The ANC's move comes after intense internal discussion. Nelson Mandela has represented the middle ground of negotiation and compromise in these discussions, with ANC militants pushing for heightened mass action.
The latter tactic has failed in its immediate goal of toppling leaders in the so-called black homelands.
Mr. Mandela recognizes, realistically, that his organization's best opportunity to secure a grasp on power is through continued bargaining with the white National Party regime in Pretoria. And he rightly concludes that Mr. De Klerk - for all the ups and downs in their relationship since the ANC leader left prison almost three years ago - remains the white leader most likely to cut a reasonable, politically valid deal.
De Klerk, too, is constrained by realism to move toward productive talks. Revelations concerning efforts by the South African military to subvert the ANC have left the president little room to maneuver. Judge Richard Goldstone, who heads the government commission looking into allegations against the security forces, doubtless has more revelations to come - even if De Klerk continues to refuse his request for wider investigative authority.
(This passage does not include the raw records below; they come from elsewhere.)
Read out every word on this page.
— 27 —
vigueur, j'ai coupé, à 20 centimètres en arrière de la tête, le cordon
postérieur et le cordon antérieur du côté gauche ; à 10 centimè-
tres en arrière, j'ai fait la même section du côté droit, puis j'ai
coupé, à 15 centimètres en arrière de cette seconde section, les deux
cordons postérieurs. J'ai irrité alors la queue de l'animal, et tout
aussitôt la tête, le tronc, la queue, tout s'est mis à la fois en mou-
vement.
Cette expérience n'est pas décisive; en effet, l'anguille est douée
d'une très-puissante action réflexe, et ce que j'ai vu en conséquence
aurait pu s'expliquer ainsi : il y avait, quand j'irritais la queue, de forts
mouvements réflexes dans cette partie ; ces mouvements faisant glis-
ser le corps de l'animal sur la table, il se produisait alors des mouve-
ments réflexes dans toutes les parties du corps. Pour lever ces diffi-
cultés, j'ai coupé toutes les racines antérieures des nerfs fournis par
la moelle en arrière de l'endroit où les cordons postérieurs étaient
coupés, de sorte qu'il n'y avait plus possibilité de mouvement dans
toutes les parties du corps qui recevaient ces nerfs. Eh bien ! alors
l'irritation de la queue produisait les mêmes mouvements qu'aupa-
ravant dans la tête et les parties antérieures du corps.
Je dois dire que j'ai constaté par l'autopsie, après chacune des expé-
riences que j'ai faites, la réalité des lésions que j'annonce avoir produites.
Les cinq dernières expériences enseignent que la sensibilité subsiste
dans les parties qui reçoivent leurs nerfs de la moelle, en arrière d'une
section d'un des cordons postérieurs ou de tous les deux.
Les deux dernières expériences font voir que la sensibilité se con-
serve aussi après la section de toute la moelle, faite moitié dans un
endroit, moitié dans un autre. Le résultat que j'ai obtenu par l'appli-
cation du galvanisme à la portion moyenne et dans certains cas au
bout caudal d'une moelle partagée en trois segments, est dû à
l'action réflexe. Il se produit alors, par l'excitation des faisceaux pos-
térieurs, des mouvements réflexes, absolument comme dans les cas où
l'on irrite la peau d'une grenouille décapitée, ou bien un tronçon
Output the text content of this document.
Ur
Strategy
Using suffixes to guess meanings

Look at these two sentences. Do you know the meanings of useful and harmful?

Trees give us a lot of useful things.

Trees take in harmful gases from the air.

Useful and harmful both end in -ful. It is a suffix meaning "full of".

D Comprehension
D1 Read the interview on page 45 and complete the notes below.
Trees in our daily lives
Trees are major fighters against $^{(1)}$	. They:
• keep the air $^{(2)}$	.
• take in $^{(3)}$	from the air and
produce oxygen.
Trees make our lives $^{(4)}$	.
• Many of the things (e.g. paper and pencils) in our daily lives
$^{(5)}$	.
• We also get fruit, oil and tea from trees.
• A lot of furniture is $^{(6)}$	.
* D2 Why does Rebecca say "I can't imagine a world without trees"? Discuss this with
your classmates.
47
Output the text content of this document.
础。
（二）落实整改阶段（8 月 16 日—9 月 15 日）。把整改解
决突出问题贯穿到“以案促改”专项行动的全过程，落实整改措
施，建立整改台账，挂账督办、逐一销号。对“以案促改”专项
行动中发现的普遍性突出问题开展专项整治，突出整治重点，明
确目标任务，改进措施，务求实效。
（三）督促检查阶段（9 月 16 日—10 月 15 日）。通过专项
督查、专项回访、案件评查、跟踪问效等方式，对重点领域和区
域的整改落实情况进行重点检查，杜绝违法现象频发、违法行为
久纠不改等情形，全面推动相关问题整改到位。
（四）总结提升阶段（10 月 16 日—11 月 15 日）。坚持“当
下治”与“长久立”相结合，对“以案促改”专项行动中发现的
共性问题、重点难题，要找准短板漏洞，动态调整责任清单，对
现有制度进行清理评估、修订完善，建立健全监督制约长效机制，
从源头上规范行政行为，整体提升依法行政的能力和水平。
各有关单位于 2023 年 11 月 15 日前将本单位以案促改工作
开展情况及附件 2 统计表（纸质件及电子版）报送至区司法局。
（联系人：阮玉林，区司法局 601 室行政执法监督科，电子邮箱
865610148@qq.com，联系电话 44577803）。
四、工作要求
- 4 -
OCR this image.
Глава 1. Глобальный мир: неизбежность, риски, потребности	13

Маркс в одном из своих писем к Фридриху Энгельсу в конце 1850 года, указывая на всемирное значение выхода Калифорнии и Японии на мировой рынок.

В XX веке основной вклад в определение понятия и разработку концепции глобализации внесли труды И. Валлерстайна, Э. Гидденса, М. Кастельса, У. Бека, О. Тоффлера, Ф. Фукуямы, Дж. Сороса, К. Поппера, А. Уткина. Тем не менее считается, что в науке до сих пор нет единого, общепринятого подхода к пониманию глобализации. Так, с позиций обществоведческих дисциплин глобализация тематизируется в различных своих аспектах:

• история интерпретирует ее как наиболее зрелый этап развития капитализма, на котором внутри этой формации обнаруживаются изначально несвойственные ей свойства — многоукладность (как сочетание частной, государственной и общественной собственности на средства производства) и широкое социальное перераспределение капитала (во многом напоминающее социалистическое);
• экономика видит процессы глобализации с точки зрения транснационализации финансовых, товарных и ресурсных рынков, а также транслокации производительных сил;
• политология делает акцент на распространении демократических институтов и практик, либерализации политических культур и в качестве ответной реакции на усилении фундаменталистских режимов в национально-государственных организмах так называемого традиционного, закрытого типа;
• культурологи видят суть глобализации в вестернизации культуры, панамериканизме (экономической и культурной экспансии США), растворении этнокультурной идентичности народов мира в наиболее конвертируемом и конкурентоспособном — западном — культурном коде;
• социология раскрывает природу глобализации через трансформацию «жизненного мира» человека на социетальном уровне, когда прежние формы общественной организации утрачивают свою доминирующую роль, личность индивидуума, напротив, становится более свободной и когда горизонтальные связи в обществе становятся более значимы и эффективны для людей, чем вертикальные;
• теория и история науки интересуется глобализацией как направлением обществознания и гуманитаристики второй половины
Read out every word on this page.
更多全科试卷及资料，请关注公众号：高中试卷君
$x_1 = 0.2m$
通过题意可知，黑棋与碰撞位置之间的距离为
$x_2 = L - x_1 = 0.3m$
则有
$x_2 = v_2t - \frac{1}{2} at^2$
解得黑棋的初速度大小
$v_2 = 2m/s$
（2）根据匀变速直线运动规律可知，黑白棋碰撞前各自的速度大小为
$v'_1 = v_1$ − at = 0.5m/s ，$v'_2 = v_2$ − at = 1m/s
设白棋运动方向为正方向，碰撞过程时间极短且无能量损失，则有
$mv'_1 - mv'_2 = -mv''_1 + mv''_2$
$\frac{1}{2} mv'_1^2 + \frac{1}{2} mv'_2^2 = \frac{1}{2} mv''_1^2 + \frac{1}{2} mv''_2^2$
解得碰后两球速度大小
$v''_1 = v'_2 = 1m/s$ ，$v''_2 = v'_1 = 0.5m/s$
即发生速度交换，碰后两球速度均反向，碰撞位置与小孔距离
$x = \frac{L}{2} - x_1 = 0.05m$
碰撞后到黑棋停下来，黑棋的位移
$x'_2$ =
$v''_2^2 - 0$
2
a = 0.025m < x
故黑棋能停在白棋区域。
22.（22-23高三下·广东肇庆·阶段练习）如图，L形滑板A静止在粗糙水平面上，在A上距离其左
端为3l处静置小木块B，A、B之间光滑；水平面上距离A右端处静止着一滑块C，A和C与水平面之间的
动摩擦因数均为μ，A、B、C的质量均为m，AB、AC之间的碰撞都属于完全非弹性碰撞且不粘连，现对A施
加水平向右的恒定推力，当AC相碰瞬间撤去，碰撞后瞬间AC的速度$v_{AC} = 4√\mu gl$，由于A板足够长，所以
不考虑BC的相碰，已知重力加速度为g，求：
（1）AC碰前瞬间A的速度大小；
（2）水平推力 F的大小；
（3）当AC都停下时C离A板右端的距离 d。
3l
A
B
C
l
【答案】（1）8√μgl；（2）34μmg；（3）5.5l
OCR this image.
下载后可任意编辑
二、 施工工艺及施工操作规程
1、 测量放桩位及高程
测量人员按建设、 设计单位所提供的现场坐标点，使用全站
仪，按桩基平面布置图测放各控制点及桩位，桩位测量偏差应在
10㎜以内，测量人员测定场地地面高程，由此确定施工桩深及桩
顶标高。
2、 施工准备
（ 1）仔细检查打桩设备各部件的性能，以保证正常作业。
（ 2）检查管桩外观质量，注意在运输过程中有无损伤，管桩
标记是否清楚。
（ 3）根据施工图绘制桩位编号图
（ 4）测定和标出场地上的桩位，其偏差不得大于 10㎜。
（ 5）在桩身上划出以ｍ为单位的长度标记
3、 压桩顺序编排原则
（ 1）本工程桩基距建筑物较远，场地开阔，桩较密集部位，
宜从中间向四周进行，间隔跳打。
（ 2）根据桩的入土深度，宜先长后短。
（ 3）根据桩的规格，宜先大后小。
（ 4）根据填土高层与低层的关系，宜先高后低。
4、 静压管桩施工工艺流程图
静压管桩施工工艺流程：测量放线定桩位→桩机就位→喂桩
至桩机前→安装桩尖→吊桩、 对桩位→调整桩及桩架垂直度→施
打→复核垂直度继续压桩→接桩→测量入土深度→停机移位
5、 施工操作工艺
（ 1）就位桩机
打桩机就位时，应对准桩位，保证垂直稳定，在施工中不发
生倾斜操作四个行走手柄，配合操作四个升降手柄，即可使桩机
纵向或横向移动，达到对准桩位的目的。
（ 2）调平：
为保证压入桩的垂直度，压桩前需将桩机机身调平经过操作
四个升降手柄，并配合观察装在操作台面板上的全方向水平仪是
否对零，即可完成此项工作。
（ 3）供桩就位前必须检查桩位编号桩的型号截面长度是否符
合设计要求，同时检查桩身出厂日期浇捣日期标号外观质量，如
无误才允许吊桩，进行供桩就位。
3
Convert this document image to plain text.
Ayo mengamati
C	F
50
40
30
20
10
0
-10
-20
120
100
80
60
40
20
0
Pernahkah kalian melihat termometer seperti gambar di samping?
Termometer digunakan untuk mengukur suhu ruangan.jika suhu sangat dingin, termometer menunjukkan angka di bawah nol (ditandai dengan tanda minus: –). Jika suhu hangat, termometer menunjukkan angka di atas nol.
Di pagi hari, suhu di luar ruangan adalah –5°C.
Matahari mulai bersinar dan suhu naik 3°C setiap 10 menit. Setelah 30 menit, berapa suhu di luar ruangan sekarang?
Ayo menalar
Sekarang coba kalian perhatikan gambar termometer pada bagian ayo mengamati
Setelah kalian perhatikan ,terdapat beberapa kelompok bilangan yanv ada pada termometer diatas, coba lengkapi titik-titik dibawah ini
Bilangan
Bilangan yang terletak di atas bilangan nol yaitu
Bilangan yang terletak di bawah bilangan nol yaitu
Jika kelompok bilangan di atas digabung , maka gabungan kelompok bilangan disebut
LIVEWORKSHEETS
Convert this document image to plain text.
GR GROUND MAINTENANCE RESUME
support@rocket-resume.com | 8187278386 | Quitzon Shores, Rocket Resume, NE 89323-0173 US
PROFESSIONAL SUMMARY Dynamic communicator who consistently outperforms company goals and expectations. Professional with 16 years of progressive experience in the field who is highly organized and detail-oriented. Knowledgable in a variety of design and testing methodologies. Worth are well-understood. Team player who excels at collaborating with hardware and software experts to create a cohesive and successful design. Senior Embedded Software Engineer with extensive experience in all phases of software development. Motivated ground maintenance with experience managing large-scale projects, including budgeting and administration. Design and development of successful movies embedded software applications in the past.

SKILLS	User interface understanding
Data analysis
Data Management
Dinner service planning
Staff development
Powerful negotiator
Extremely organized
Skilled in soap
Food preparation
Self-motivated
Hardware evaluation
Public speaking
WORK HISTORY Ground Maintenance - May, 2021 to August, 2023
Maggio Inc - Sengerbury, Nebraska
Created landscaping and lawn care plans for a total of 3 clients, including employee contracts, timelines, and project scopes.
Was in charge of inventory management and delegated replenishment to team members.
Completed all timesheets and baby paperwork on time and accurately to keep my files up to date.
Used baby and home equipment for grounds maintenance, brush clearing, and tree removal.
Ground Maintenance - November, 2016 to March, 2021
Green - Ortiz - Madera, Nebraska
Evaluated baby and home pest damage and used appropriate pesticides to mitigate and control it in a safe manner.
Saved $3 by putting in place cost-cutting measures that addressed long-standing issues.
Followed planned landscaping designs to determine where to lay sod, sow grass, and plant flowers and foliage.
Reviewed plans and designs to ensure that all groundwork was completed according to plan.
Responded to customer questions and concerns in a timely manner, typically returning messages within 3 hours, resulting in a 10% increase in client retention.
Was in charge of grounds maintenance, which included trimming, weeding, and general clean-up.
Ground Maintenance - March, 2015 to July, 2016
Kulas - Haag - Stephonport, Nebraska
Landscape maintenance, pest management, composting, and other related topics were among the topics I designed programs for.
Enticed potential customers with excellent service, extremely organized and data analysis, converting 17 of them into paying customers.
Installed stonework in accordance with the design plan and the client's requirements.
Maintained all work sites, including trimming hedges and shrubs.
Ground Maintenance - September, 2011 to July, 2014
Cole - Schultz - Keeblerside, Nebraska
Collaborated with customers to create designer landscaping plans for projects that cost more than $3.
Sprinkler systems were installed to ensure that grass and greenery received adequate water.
De Klerk needs political damage control. His best recourse is expedited negotiations with the ANC. He, like the ANC, may have to settle for a short-term resolution that doesn't give him everything he wants in terms of long-term goals - for example, a guarantee of substantial white representation in any future government. Not only political stability in the country, but economic recovery, hinges on progress in negotiations.
ANC and government representatives have secluded themselves for intensive talks in the days ahead. South Africa, meanwhile, will shift into its summer vacation season, when little governmental business is conducted. By early 1993 the negotiators should have a plan for power-sharing.
That plan will be born of political necessity, and it will be criticized from many angles. But the process of negotiations should also bring greater good will - an honest desire to move beyond confrontation.
That, along with realism and pragmatism, will be needed to implement any plan.